In terms of cultural influence, Hugh Hefner became to some adults what Walt Disney is to many kids.
In 1953 Hefner launched Playboy magazine. Based in Chicago (later Los Angeles), it offered cosmopolitan pleasures even as America fell prey to a kind of conformity.
As with any groundbreaking enterprise, the story of Playboy begins with the joy of the raw. Then come the plateaus of success.
By 1970, Playboy had become an essential read, tackling substantive political analysis; founding a renowned jazz festival; publishing premier writers such as Alex Haley, James Jones, Ian Fleming and Ray Bradbury; introducing into the lexicon concepts like playmate and centerfold.
The mix of high culture and titillation made for some interesting moments. The 1959 television program "Playboy's Penthouse" is one of the oddest shows in TV history, with sexuality juxtaposed against a guest appearance by Carl Sandburg.

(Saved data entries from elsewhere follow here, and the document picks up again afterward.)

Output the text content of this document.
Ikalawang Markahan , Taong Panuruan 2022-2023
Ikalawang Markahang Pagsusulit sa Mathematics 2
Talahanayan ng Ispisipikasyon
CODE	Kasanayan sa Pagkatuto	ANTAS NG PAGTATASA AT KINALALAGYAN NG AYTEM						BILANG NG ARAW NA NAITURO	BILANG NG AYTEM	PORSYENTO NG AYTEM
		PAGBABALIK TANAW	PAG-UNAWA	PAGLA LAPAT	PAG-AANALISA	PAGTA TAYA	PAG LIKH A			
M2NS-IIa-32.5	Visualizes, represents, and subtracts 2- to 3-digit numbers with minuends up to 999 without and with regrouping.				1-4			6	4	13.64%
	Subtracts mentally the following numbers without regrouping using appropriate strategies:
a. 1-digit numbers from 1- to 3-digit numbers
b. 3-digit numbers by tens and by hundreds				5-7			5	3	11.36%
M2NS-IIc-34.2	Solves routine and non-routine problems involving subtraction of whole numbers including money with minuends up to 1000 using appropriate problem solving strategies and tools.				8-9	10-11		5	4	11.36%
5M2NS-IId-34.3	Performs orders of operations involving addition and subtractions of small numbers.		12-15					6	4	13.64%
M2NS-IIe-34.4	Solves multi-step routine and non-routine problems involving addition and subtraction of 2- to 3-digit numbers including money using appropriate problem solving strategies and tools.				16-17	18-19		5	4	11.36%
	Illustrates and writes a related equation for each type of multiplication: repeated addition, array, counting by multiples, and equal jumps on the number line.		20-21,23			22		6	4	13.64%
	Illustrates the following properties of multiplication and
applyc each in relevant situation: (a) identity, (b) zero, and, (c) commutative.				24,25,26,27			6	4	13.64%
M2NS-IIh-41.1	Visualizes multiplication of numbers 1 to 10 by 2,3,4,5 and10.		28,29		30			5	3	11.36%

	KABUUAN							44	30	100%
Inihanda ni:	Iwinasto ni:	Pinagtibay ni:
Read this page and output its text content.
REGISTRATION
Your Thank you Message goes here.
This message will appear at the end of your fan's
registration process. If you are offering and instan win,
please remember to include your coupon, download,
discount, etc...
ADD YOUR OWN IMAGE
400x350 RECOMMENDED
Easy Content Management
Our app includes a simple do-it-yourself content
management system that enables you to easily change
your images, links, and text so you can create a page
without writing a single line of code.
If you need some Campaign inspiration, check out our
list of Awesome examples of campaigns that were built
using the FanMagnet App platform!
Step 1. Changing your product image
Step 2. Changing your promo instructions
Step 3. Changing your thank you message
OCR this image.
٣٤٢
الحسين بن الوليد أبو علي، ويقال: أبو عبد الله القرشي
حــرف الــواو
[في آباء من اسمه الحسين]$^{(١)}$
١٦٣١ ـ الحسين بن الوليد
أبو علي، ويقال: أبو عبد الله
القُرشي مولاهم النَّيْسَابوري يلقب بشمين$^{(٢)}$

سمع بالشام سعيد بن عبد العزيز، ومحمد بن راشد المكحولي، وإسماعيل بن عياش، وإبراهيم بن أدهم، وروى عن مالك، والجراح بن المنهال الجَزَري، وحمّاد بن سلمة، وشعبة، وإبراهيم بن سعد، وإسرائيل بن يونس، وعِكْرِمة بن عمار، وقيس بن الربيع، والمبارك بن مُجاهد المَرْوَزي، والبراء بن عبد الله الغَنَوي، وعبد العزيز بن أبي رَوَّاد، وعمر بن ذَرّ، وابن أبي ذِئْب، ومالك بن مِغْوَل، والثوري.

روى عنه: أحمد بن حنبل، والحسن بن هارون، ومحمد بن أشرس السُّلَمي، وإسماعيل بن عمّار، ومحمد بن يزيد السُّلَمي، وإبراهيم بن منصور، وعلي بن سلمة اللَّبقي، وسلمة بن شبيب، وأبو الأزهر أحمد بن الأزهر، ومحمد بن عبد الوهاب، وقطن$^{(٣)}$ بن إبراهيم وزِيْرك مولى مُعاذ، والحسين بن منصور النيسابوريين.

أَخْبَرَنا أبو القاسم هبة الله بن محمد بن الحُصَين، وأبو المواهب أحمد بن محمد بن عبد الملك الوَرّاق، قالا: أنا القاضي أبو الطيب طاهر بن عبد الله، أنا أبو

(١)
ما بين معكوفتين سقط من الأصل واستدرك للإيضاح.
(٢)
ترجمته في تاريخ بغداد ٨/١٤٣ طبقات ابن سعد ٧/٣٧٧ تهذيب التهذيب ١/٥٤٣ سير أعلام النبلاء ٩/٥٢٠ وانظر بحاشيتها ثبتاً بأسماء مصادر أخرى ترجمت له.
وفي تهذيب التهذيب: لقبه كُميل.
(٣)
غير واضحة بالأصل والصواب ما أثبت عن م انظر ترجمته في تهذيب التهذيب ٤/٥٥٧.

In his later years, Hefner again confronted the need to re-imagine the Playboy brand to keep up with the times — much as he did when he embraced jazz and television.
Eventually, he reinvented himself again through the popular cable program "The Girls Next Door," which portrays the publisher living happily in his Holmby Hills mansion with three blond girlfriends.
He's become an institution, as established and iconic as the American Dream itself.